Mweene was a little boy when the 1993 crash occurred but the tragic story is one that he and the current generation of national team colleagues know well, as tales of the tragedy have been passed on.
“Most of us were in primary school when the crash happened, but Kalusha [who narrowly escaped death, as he was supposed to have travelled on that plane] remembers it vividly. He has encouraged us to keep those that perished in our minds, whenever we fight for our country.”
Yet those words would have been incomplete without a journey to Libreville, the city of the crash, with the stadium in which they played the February final just metres away from the Atlantic Ocean.
On their arrival in the Gabonese capital for the Cup-winning game, having played all their matches in Equatorial Guinea, it was a matter of course that paying homage to the departed was an immediate duty that had to be performed.
“Twelve million Zambians wanted us to go the whole way to Libreville [for the final]… It is imperative we play for them,” Renard said.
Solemn hymns and sombre speeches characterised that brief ceremony, on the shores of the Atlantic Ocean, with the players laying wreaths before preparing for the dramatic final.
“They came in plastic bags in death,” commentator Dennis Liwewe recalled. “We will not come back from there with a defeat… If we are going to lose, then we are going to lose with dignity and honour but we won’t come back from there in black bags of death. We will come with victory for Mother Zambia.”
Liwewe’s words, which summed up the passionate feelings of most Zambians, certainly set the scene for the nail-biting match, with the overwhelming majority of non-Zambian fans willing the Chipolopolo to win, as they clearly showed their dislike of the Ivorians. Having more than matched the supposedly superior Ivorian team throughout the 120 minutes of play, Zambia’s growth in mental strength was evident when it came down to the penalty shootout.
With the Chipolopolo conceding just three goals en route to the final and Ivory Coast none, the game, undoubtedly the most exciting match of the entire tournament, did not fail to provide drama, which kept everyone on edge until the very end.
The triumph of the Chipolopolo saw a nation erupt into joyous celebrations, as never seen before.
President Michael Sata, who rewarded each player with $59,000 on their return to Lusaka, had sent a high-powered delegation, which included founding president Dr Kenneth Kaunda, Rupiah Banda, Sata’s predecessor, and Guy Scott, the incumbent vice-president, to witness the final.
Kaunda, an avid football fan (who had his initials form the previous moniker of the national team, then known as the KK11), was joyous on seeing the Chipolopolo win the title for the first time.
“This is an amazing experience and we can only thank God for this joyous moment.

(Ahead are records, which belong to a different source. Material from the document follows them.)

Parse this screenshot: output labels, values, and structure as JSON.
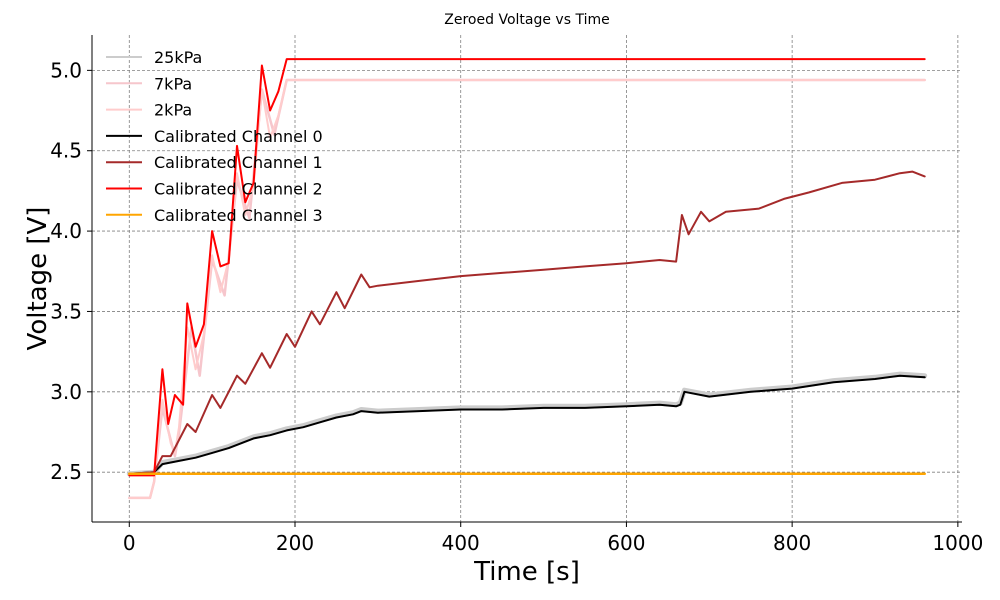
{
  "chart_data": {
    "type": "line",
    "title": "Zeroed Voltage vs Time",
    "xlabel": "Time [s]",
    "ylabel": "Voltage [V]",
    "xlim": [
      -45,
      1005
    ],
    "ylim": [
      2.19,
      5.22
    ],
    "xticks": [
      0,
      200,
      400,
      600,
      800,
      1000
    ],
    "xtick_labels": [
      "0",
      "200",
      "400",
      "600",
      "800",
      "1000"
    ],
    "yticks": [
      2.5,
      3.0,
      3.5,
      4.0,
      4.5,
      5.0
    ],
    "ytick_labels": [
      "2.5",
      "3.0",
      "3.5",
      "4.0",
      "4.5",
      "5.0"
    ],
    "grid": true,
    "legend_position": "top-left",
    "series": [
      {
        "name": "25kPa",
        "color": "#cccccc",
        "width": 5,
        "x": [
          0,
          30,
          40,
          60,
          80,
          100,
          120,
          150,
          170,
          190,
          210,
          230,
          250,
          270,
          280,
          300,
          350,
          400,
          450,
          500,
          550,
          600,
          640,
          660,
          665,
          670,
          700,
          750,
          800,
          850,
          900,
          930,
          960
        ],
        "y": [
          2.49,
          2.5,
          2.56,
          2.58,
          2.6,
          2.63,
          2.66,
          2.72,
          2.74,
          2.77,
          2.79,
          2.82,
          2.85,
          2.87,
          2.89,
          2.88,
          2.89,
          2.9,
          2.9,
          2.91,
          2.91,
          2.92,
          2.93,
          2.92,
          2.93,
          3.01,
          2.98,
          3.01,
          3.03,
          3.07,
          3.09,
          3.11,
          3.1
        ]
      },
      {
        "name": "7kPa",
        "color": "#f6c6cc",
        "width": 2.5,
        "x": [
          0,
          25,
          30,
          40,
          55,
          60,
          75,
          85,
          100,
          115,
          130,
          145,
          160,
          175,
          190,
          250,
          400,
          600,
          800,
          960
        ],
        "y": [
          2.34,
          2.34,
          2.44,
          2.9,
          2.6,
          2.74,
          3.4,
          3.1,
          3.82,
          3.6,
          4.32,
          4.08,
          4.88,
          4.6,
          4.94,
          4.94,
          4.94,
          4.94,
          4.94,
          4.94
        ]
      },
      {
        "name": "2kPa",
        "color": "#ffcccc",
        "width": 2,
        "x": [
          0,
          25,
          30,
          40,
          50,
          55,
          60,
          70,
          80,
          90,
          100,
          110,
          120,
          130,
          140,
          150,
          160,
          170,
          180,
          190,
          300,
          500,
          700,
          960
        ],
        "y": [
          2.34,
          2.34,
          2.44,
          2.95,
          2.68,
          2.62,
          2.78,
          3.4,
          3.14,
          3.36,
          3.85,
          3.62,
          3.82,
          4.36,
          4.1,
          4.28,
          4.88,
          4.58,
          4.72,
          4.94,
          4.94,
          4.94,
          4.94,
          4.94
        ]
      },
      {
        "name": "Calibrated Channel 0",
        "color": "#000000",
        "width": 2,
        "x": [
          0,
          30,
          40,
          60,
          80,
          100,
          120,
          150,
          170,
          190,
          210,
          230,
          250,
          270,
          280,
          300,
          350,
          400,
          450,
          500,
          550,
          600,
          640,
          660,
          665,
          670,
          700,
          750,
          800,
          850,
          900,
          930,
          960
        ],
        "y": [
          2.49,
          2.5,
          2.55,
          2.57,
          2.59,
          2.62,
          2.65,
          2.71,
          2.73,
          2.76,
          2.78,
          2.81,
          2.84,
          2.86,
          2.88,
          2.87,
          2.88,
          2.89,
          2.89,
          2.9,
          2.9,
          2.91,
          2.92,
          2.91,
          2.92,
          3.0,
          2.97,
          3.0,
          3.02,
          3.06,
          3.08,
          3.1,
          3.09
        ]
      },
      {
        "name": "Calibrated Channel 1",
        "color": "#a52a2a",
        "width": 2,
        "x": [
          0,
          30,
          40,
          50,
          70,
          80,
          100,
          110,
          130,
          140,
          160,
          170,
          190,
          200,
          220,
          230,
          250,
          260,
          280,
          290,
          300,
          350,
          400,
          450,
          500,
          550,
          600,
          640,
          660,
          667,
          675,
          690,
          700,
          720,
          760,
          790,
          820,
          860,
          900,
          930,
          945,
          960
        ],
        "y": [
          2.49,
          2.5,
          2.6,
          2.6,
          2.8,
          2.75,
          2.98,
          2.9,
          3.1,
          3.05,
          3.24,
          3.15,
          3.36,
          3.28,
          3.5,
          3.42,
          3.62,
          3.52,
          3.73,
          3.65,
          3.66,
          3.69,
          3.72,
          3.74,
          3.76,
          3.78,
          3.8,
          3.82,
          3.81,
          4.1,
          3.98,
          4.12,
          4.06,
          4.12,
          4.14,
          4.2,
          4.24,
          4.3,
          4.32,
          4.36,
          4.37,
          4.34
        ]
      },
      {
        "name": "Calibrated Channel 2",
        "color": "#ff0000",
        "width": 2,
        "x": [
          0,
          30,
          40,
          47,
          55,
          65,
          70,
          80,
          90,
          100,
          110,
          120,
          130,
          140,
          150,
          160,
          170,
          180,
          190,
          400,
          600,
          800,
          960
        ],
        "y": [
          2.48,
          2.48,
          3.14,
          2.8,
          2.98,
          2.92,
          3.55,
          3.28,
          3.42,
          4.0,
          3.78,
          3.8,
          4.53,
          4.18,
          4.3,
          5.03,
          4.75,
          4.87,
          5.07,
          5.07,
          5.07,
          5.07,
          5.07
        ]
      },
      {
        "name": "Calibrated Channel 3",
        "color": "#ffa500",
        "width": 2.5,
        "x": [
          0,
          100,
          200,
          300,
          400,
          500,
          600,
          700,
          800,
          900,
          960
        ],
        "y": [
          2.49,
          2.49,
          2.49,
          2.49,
          2.49,
          2.49,
          2.49,
          2.49,
          2.49,
          2.49,
          2.49
        ]
      }
    ]
  }
}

The people of Zambia have been honoured and we have to be grateful to the creator for this victory,” he said.
“I am happy the boys did it in style, in memory of the late colleagues and the next step is the World Cup,” former president Banda added.

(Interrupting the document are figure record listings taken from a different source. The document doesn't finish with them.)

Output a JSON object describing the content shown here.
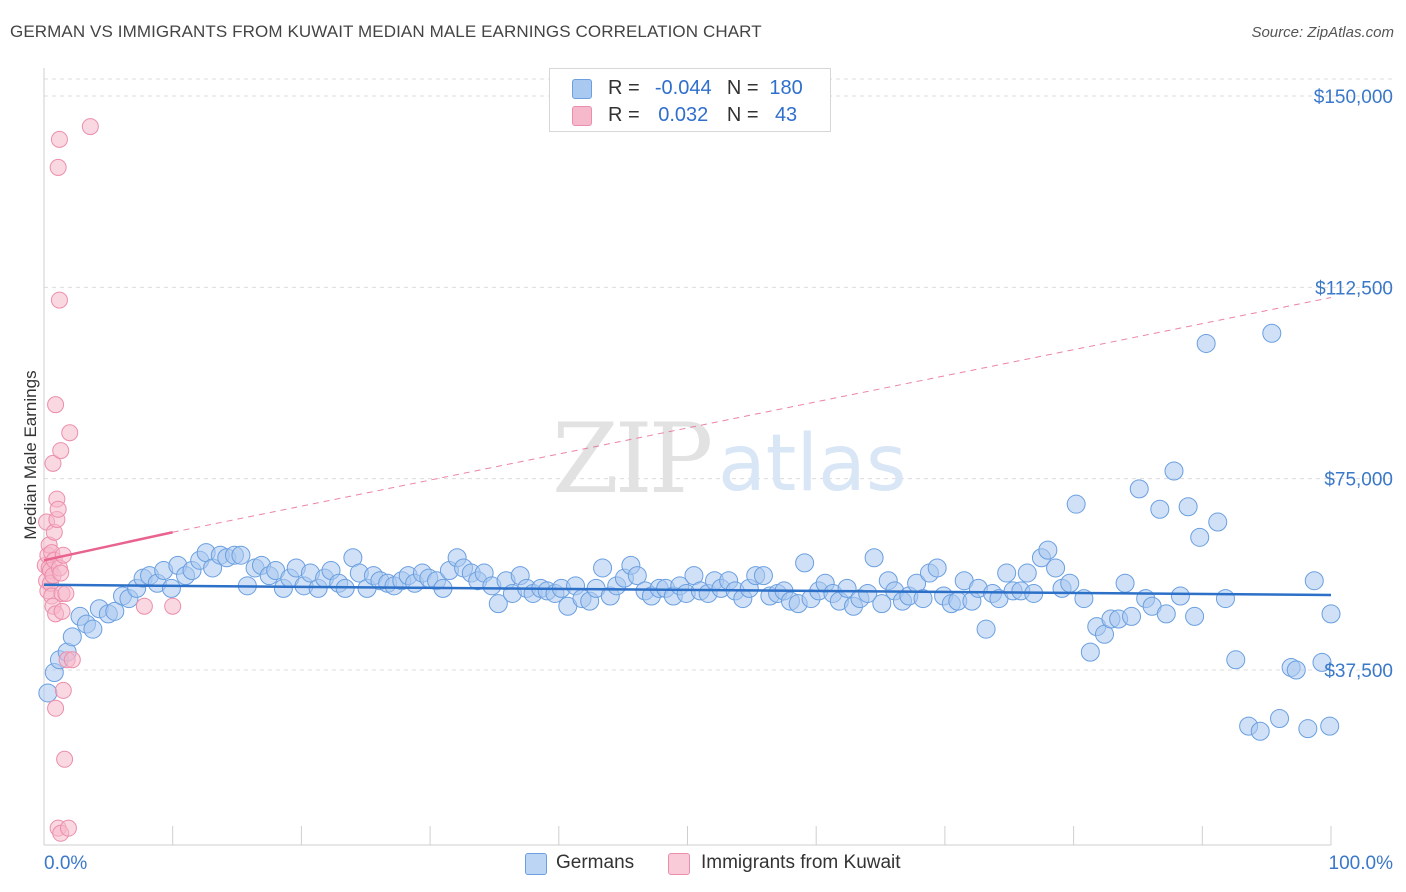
{
  "title": "GERMAN VS IMMIGRANTS FROM KUWAIT MEDIAN MALE EARNINGS CORRELATION CHART",
  "source": "Source: ZipAtlas.com",
  "watermark": {
    "zip": "ZIP",
    "atlas": "atlas"
  },
  "legend": {
    "rows": [
      {
        "r_label": "R =",
        "r_value": "-0.044",
        "n_label": "N =",
        "n_value": "180"
      },
      {
        "r_label": "R =",
        "r_value": "0.032",
        "n_label": "N =",
        "n_value": "43"
      }
    ]
  },
  "colors": {
    "german_fill": "#a9c9f1",
    "german_stroke": "#6a9fe0",
    "german_line": "#2d70c8",
    "kuwait_fill": "#f6b8cb",
    "kuwait_stroke": "#ec8eab",
    "kuwait_line": "#e8648f",
    "grid": "#dcdcdc",
    "axis_text": "#3a78c9"
  },
  "chart_data": {
    "type": "scatter",
    "title": "GERMAN VS IMMIGRANTS FROM KUWAIT MEDIAN MALE EARNINGS CORRELATION CHART",
    "xlabel": "",
    "ylabel": "Median Male Earnings",
    "x_tick_labels": [
      "0.0%",
      "100.0%"
    ],
    "y_tick_labels": [
      "$37,500",
      "$75,000",
      "$112,500",
      "$150,000"
    ],
    "y_ticks": [
      37500,
      75000,
      112500,
      150000
    ],
    "xlim": [
      0,
      100
    ],
    "ylim": [
      0,
      157000
    ],
    "grid": true,
    "series": [
      {
        "name": "Germans",
        "r": -0.044,
        "n": 180,
        "trend": {
          "x0": 0,
          "y0": 54200,
          "x1": 100,
          "y1": 52200
        },
        "points": [
          [
            0.3,
            33000
          ],
          [
            0.8,
            37000
          ],
          [
            1.2,
            39500
          ],
          [
            1.8,
            41000
          ],
          [
            2.2,
            44000
          ],
          [
            2.8,
            48000
          ],
          [
            3.3,
            46500
          ],
          [
            3.8,
            45500
          ],
          [
            4.3,
            49500
          ],
          [
            5.0,
            48500
          ],
          [
            5.5,
            49000
          ],
          [
            6.1,
            52000
          ],
          [
            6.6,
            51500
          ],
          [
            7.2,
            53500
          ],
          [
            7.7,
            55500
          ],
          [
            8.2,
            56000
          ],
          [
            8.8,
            54500
          ],
          [
            9.3,
            57000
          ],
          [
            9.9,
            53500
          ],
          [
            10.4,
            58000
          ],
          [
            11.0,
            56000
          ],
          [
            11.5,
            57000
          ],
          [
            12.1,
            59000
          ],
          [
            12.6,
            60500
          ],
          [
            13.1,
            57500
          ],
          [
            13.7,
            60000
          ],
          [
            14.2,
            59500
          ],
          [
            14.8,
            60000
          ],
          [
            15.3,
            60000
          ],
          [
            15.8,
            54000
          ],
          [
            16.4,
            57500
          ],
          [
            16.9,
            58000
          ],
          [
            17.5,
            56000
          ],
          [
            18.0,
            57000
          ],
          [
            18.6,
            53500
          ],
          [
            19.1,
            55500
          ],
          [
            19.6,
            57500
          ],
          [
            20.2,
            54000
          ],
          [
            20.7,
            56500
          ],
          [
            21.3,
            53500
          ],
          [
            21.8,
            55500
          ],
          [
            22.3,
            57000
          ],
          [
            22.9,
            54500
          ],
          [
            23.4,
            53500
          ],
          [
            24.0,
            59500
          ],
          [
            24.5,
            56500
          ],
          [
            25.1,
            53500
          ],
          [
            25.6,
            56000
          ],
          [
            26.1,
            55000
          ],
          [
            26.7,
            54500
          ],
          [
            27.2,
            54000
          ],
          [
            27.8,
            55000
          ],
          [
            28.3,
            56000
          ],
          [
            28.8,
            54500
          ],
          [
            29.4,
            56500
          ],
          [
            29.9,
            55500
          ],
          [
            30.5,
            55000
          ],
          [
            31.0,
            53500
          ],
          [
            31.5,
            57000
          ],
          [
            32.1,
            59500
          ],
          [
            32.6,
            57500
          ],
          [
            33.2,
            56500
          ],
          [
            33.7,
            55000
          ],
          [
            34.2,
            56500
          ],
          [
            34.8,
            54000
          ],
          [
            35.3,
            50500
          ],
          [
            35.9,
            55000
          ],
          [
            36.4,
            52500
          ],
          [
            37.0,
            56000
          ],
          [
            37.5,
            53500
          ],
          [
            38.0,
            52500
          ],
          [
            38.6,
            53500
          ],
          [
            39.1,
            53000
          ],
          [
            39.7,
            52500
          ],
          [
            40.2,
            53500
          ],
          [
            40.7,
            50000
          ],
          [
            41.3,
            54000
          ],
          [
            41.8,
            51500
          ],
          [
            42.4,
            51000
          ],
          [
            42.9,
            53500
          ],
          [
            43.4,
            57500
          ],
          [
            44.0,
            52000
          ],
          [
            44.5,
            54000
          ],
          [
            45.1,
            55500
          ],
          [
            45.6,
            58000
          ],
          [
            46.1,
            56000
          ],
          [
            46.7,
            53000
          ],
          [
            47.2,
            52000
          ],
          [
            47.8,
            53500
          ],
          [
            48.3,
            53500
          ],
          [
            48.9,
            52000
          ],
          [
            49.4,
            54000
          ],
          [
            49.9,
            52500
          ],
          [
            50.5,
            56000
          ],
          [
            51.0,
            53000
          ],
          [
            51.6,
            52500
          ],
          [
            52.1,
            55000
          ],
          [
            52.6,
            53500
          ],
          [
            53.2,
            55000
          ],
          [
            53.7,
            53000
          ],
          [
            54.3,
            51500
          ],
          [
            54.8,
            53500
          ],
          [
            55.3,
            56000
          ],
          [
            55.9,
            56000
          ],
          [
            56.4,
            52000
          ],
          [
            57.0,
            52500
          ],
          [
            57.5,
            53000
          ],
          [
            58.0,
            51000
          ],
          [
            58.6,
            50500
          ],
          [
            59.1,
            58500
          ],
          [
            59.6,
            51500
          ],
          [
            60.2,
            53000
          ],
          [
            60.7,
            54500
          ],
          [
            61.3,
            52500
          ],
          [
            61.8,
            51000
          ],
          [
            62.4,
            53500
          ],
          [
            62.9,
            50000
          ],
          [
            63.4,
            51500
          ],
          [
            64.0,
            52500
          ],
          [
            64.5,
            59500
          ],
          [
            65.1,
            50500
          ],
          [
            65.6,
            55000
          ],
          [
            66.1,
            53000
          ],
          [
            66.7,
            51000
          ],
          [
            67.2,
            52000
          ],
          [
            67.8,
            54500
          ],
          [
            68.3,
            51500
          ],
          [
            68.8,
            56500
          ],
          [
            69.4,
            57500
          ],
          [
            69.9,
            52000
          ],
          [
            70.5,
            50500
          ],
          [
            71.0,
            51000
          ],
          [
            71.5,
            55000
          ],
          [
            72.1,
            51000
          ],
          [
            72.6,
            53500
          ],
          [
            73.2,
            45500
          ],
          [
            73.7,
            52500
          ],
          [
            74.2,
            51500
          ],
          [
            74.8,
            56500
          ],
          [
            75.3,
            53000
          ],
          [
            75.9,
            53000
          ],
          [
            76.4,
            56500
          ],
          [
            76.9,
            52500
          ],
          [
            77.5,
            59500
          ],
          [
            78.0,
            61000
          ],
          [
            78.6,
            57500
          ],
          [
            79.1,
            53500
          ],
          [
            79.7,
            54500
          ],
          [
            80.2,
            70000
          ],
          [
            80.8,
            51500
          ],
          [
            81.3,
            41000
          ],
          [
            81.8,
            46000
          ],
          [
            82.4,
            44500
          ],
          [
            82.9,
            47500
          ],
          [
            83.5,
            47500
          ],
          [
            84.0,
            54500
          ],
          [
            84.5,
            48000
          ],
          [
            85.1,
            73000
          ],
          [
            85.6,
            51500
          ],
          [
            86.1,
            50000
          ],
          [
            86.7,
            69000
          ],
          [
            87.2,
            48500
          ],
          [
            87.8,
            76500
          ],
          [
            88.3,
            52000
          ],
          [
            88.9,
            69500
          ],
          [
            89.4,
            48000
          ],
          [
            89.8,
            63500
          ],
          [
            90.3,
            101500
          ],
          [
            91.2,
            66500
          ],
          [
            91.8,
            51500
          ],
          [
            92.6,
            39500
          ],
          [
            93.6,
            26500
          ],
          [
            94.5,
            25500
          ],
          [
            95.4,
            103500
          ],
          [
            96.0,
            28000
          ],
          [
            96.9,
            38000
          ],
          [
            97.3,
            37500
          ],
          [
            98.2,
            26000
          ],
          [
            98.7,
            55000
          ],
          [
            99.3,
            39000
          ],
          [
            99.9,
            26500
          ],
          [
            100.0,
            48500
          ]
        ]
      },
      {
        "name": "Immigrants from Kuwait",
        "r": 0.032,
        "n": 43,
        "trend": {
          "x0": 0,
          "y0": 59000,
          "x1": 10,
          "y1": 64500,
          "dashed_x1": 100,
          "dashed_y1": 110500
        },
        "points": [
          [
            0.1,
            58000
          ],
          [
            0.2,
            55000
          ],
          [
            0.2,
            66500
          ],
          [
            0.3,
            60000
          ],
          [
            0.3,
            53000
          ],
          [
            0.4,
            62000
          ],
          [
            0.4,
            57500
          ],
          [
            0.5,
            57000
          ],
          [
            0.5,
            54500
          ],
          [
            0.6,
            52000
          ],
          [
            0.6,
            60500
          ],
          [
            0.7,
            56000
          ],
          [
            0.7,
            50000
          ],
          [
            0.7,
            78000
          ],
          [
            0.8,
            64500
          ],
          [
            0.8,
            59000
          ],
          [
            0.9,
            48500
          ],
          [
            0.9,
            30000
          ],
          [
            0.9,
            89500
          ],
          [
            1.0,
            71000
          ],
          [
            1.0,
            67000
          ],
          [
            1.1,
            69000
          ],
          [
            1.1,
            136000
          ],
          [
            1.1,
            6500
          ],
          [
            1.2,
            57500
          ],
          [
            1.2,
            110000
          ],
          [
            1.2,
            141500
          ],
          [
            1.3,
            80500
          ],
          [
            1.3,
            56500
          ],
          [
            1.3,
            5500
          ],
          [
            1.4,
            49000
          ],
          [
            1.4,
            52500
          ],
          [
            1.5,
            60000
          ],
          [
            1.5,
            33500
          ],
          [
            1.6,
            20000
          ],
          [
            1.7,
            52500
          ],
          [
            1.8,
            39500
          ],
          [
            1.9,
            6500
          ],
          [
            2.0,
            84000
          ],
          [
            2.2,
            39500
          ],
          [
            3.6,
            144000
          ],
          [
            7.8,
            50000
          ],
          [
            10.0,
            50000
          ]
        ]
      }
    ],
    "legend": [
      "Germans",
      "Immigrants from Kuwait"
    ]
  }
}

Both men were present at the luncheon that President Sata and his wife hosted for the victorious team at State House. “You have really honoured your departed colleagues who perished during the course of national duty off the coast of Gabon. To the coaches, team management, Football Association of Zambia executive and everybody involved, I say it is a job well done,” Sata said. “You went with admirable humility and competed with heart, unity and patriotism… The result of your hard work is the trophy which you have brought to your motherland for the first time.

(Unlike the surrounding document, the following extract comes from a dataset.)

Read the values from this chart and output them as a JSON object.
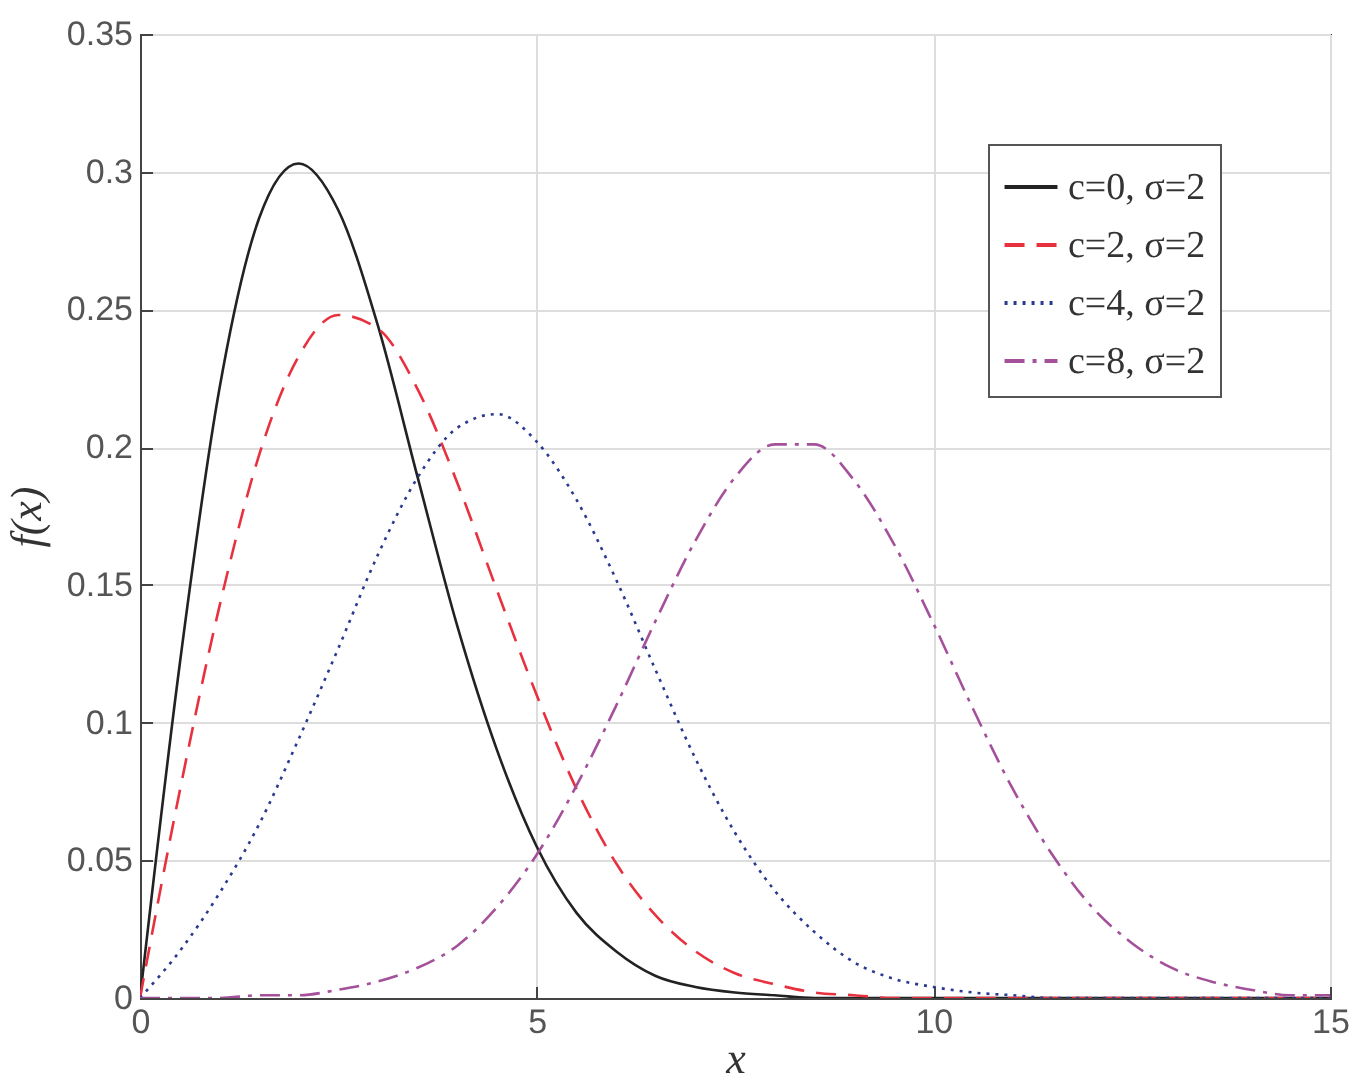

“This gesture was meant to demonstrate to you and the entire nation how much importance we attach to football and how this sport unifies our country,” he said. “Indeed, you have demonstrated once again that nothing beats unity and hope and it is my desire that you will continue with this spirit as you pursue even greater success.”
Financial rewards for the players will not just be coming from the government, as mobile telecommunications company MTN Zambia pledged $200,000 and Zambian Breweries gave a $40,000 reward. Other corporate organisations, keen to bask in the reflected glory of the Nations Cup triumph, are expected to join the victory bandwagon.
FAZ president Bwalya is already looking beyond the euphoria of victory, as he says that qualifying for the 2014 World Cup finals in Brazil, which would be another footballing first for the country, is a priority.
“This is certainly the best team that Zambia has produced in the 30 years that I have been associated with the national team,” Bwalya commented shortly after the final. “The courage and determination that the players showed throughout the tournament was incredible and I salute them.”
With Renard’s success with the Chipolopolo firmly putting him in the frame of national teams and clubs looking for an inspiring figure to transform their football, the Frenchman will certainly be tempted by lucrative offers to move elsewhere. And as his move to Angola, after his first stint with Zambia ended in 2010, indicates, he is not averse to the lure of more money.
But Renard has promised that he will stay with his team and consolidate on the gains of the Nations Cup victory: “I have been asked a lot of questions about that [returning to Ghana, where he was assistant coach in 2008]. I don’t think it would be fair to leave Zambia… I have to stay with them; we have to stay within the family and to continue our work.”
It is certainly the desire of a grateful nation, which hopes the victory in Gabon is just the beginning of a new chapter in the annals of the Chipolopolo, in which the February 12th triumph is the start of a lengthy, glorious era.